03:12 AM February 19th, 2015

By: Micky Fenix, February 19th, 2015 03:12 AM

How many of us, especially those born in the city, can say that the vegetables on the dining table came from our own backyard, or that the chicken used in the tinola was earlier seen pecking at the ground?

Perhaps the closest thing to the experience is at the weekend market where some sellers say the pako (fiddlehead fern) grew in pots at their home, the hito (catfish) is from their pond, or the brown rice was harvested from their mountain farm.

Consider the background of renowned chef-restaurateur Alain Ducasse. In his 1998 book, “Ducasse: Flavors of France,” he recalled growing up in a farm in Les Landes, southwestern France, where the family vegetables came from a garden, and the foie gras from the ducks and geese his parents raised. Those were early lessons on the importance of natural produce.

Tribute to farmers

Farm-to-table food is what many restaurants boast these days. There is a need to identify the provenance of the ingredient, to pay tribute to the farmers who planted and raised them, as well as the artisans who turn the ingredients into natural processed food.

Taza, the new outlet of Taal Vista Hotel in Tagaytay, is a good example. Its name—from the Arabic word taaza which means “fresh”—must have been suggested by Walid Wafik, the hotel’s Egyptian general manager.

Middle Eastern mezze was first to be served. One can order each of the 10 offerings, enough for lunch or dinner.

For a full-course meal, however, the spinach and bacon jam, sautéed chicken liver and boquerones are nice choices as appetizers.

Setting the tone right was a cocktail of bignay (a fruit similar to cranberry) wine; it had a cool taste, none of the tartness of the local berries.

We remembered the story of how bignay trees were planted in the Malagos farm of Davao so that the birds would return—a sign that the environment is healthy. It took years before the birds came, and so the bignay had to be processed, hence, the wine that the farm makes.

Because Tagaytay has many vegetable and herb farms including the small patch at the hotel grounds, farm-to-table salad is a staple. This was tossed with goat cheese from Malagos, pineapple also from Tagaytay, pili nuts from Naga, and dried mangoes from Cebu.

Organic black rice

While waiting for the other dishes, we were told that in Negros, farmers have formed a foundation called Negros Island Sustainable Agriculture and Rural Development. That is quite encouraging because it means farmers learn about best practices in producing the ingredients.

We tasted the organic black rice grown in the farm of Boyet Uychiat, president of the foundation; it was made more flavorful by cooking the grains in broth.

Jayme Natividad, the chef for Taza’s opening, travels around the SM Hotel properties to design and oversee dining concepts. Because he worked at Mario Batali’s restaurants in New York, his forte is Italian cooking; pizza and pasta are featured on the Taza menu.

Italian cuisine emphasizes simple ways of cooking with only the freshest ingredients. That redounds to the natural sweetness from newly harvested tomatoes. (Batali, however, vouches for canned tomatoes processed right after harvesting.)

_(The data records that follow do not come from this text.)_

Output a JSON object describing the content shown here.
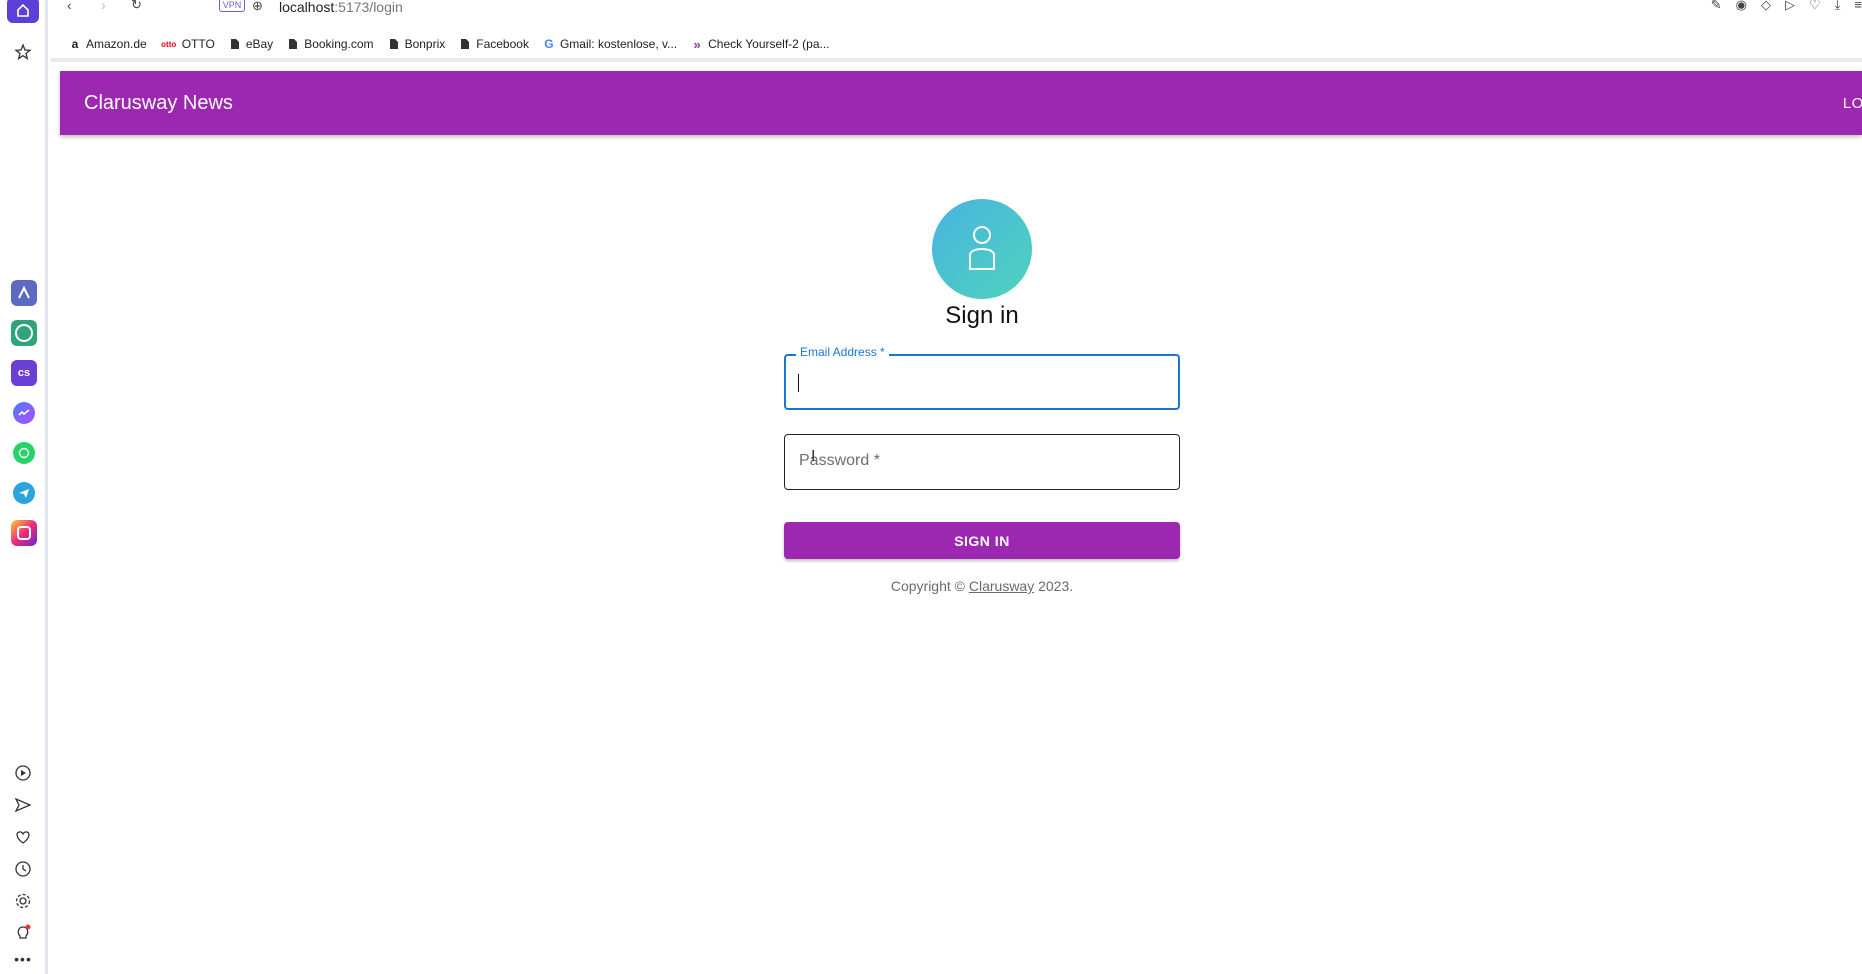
{
  "browser": {
    "url_host": "localhost",
    "url_path": ":5173/login",
    "vpn_label": "VPN",
    "bookmarks": [
      {
        "label": "Amazon.de",
        "icon": "amazon-icon"
      },
      {
        "label": "OTTO",
        "icon": "otto-icon"
      },
      {
        "label": "eBay",
        "icon": "page-icon"
      },
      {
        "label": "Booking.com",
        "icon": "page-icon"
      },
      {
        "label": "Bonprix",
        "icon": "page-icon"
      },
      {
        "label": "Facebook",
        "icon": "page-icon"
      },
      {
        "label": "Gmail: kostenlose, v...",
        "icon": "google-icon"
      },
      {
        "label": "Check Yourself-2 (pa...",
        "icon": "chevron-logo-icon"
      }
    ]
  },
  "app": {
    "brand": "Clarusway News",
    "nav_login": "LOGIN"
  },
  "form": {
    "title": "Sign in",
    "email_label": "Email Address *",
    "password_placeholder": "Password *",
    "submit_label": "SIGN IN",
    "copyright_prefix": "Copyright © ",
    "copyright_link": "Clarusway",
    "copyright_suffix": " 2023."
  },
  "colors": {
    "primary": "#9c27b0",
    "focus": "#1976d2",
    "avatar_gradient_start": "#47b4e0",
    "avatar_gradient_end": "#4fd3bc"
  }
}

Kesong puti and mozzarella, the cheeses used for the pizza at Taza, are from artisans in Laguna.

While the papardelle caccio e pepe (broad flat pasta with cheese and peppercorn) was being served, chef Jayme related how he sent a photo of the dish to his chef at Batali. From how the pasta looked, the chef told Jayme that he could improve the texture, giving him instructions.

The papardelle tasted light but kept its structure; it’s a must-order. It reminded us of the pasta made in the BBC show “Two Greedy Italians”—silk handkerchief pasta with pesto, where the noodle was so thin and light you could blow it off the table.

Duck with mushroom lasagna

There was also a more hefty-tasting duck with mushroom lasagna for those who want something heavy. The brown sauce was so rich and heady that a main course might prove too much.

The guests were asked to choose which protein they preferred, but we all shared our orders anyway. The tomahawk pork chop (so-called because the thick cut looks like an axe) and the pan-seared chicken were both tender with a rich sauce.

The lighter courses were grilled prawns from Iloilo and sole that was steamed in wax paper (en papillote).

Knowing where the ingredients come from is one tack of the farm-to-table concept; another is to have all ingredients come from the place where the restaurant is located. That may limit the menu at Taza.

But what’s more important is that the ingredients are fresh, from local sources known for their best farm practices and quality produce.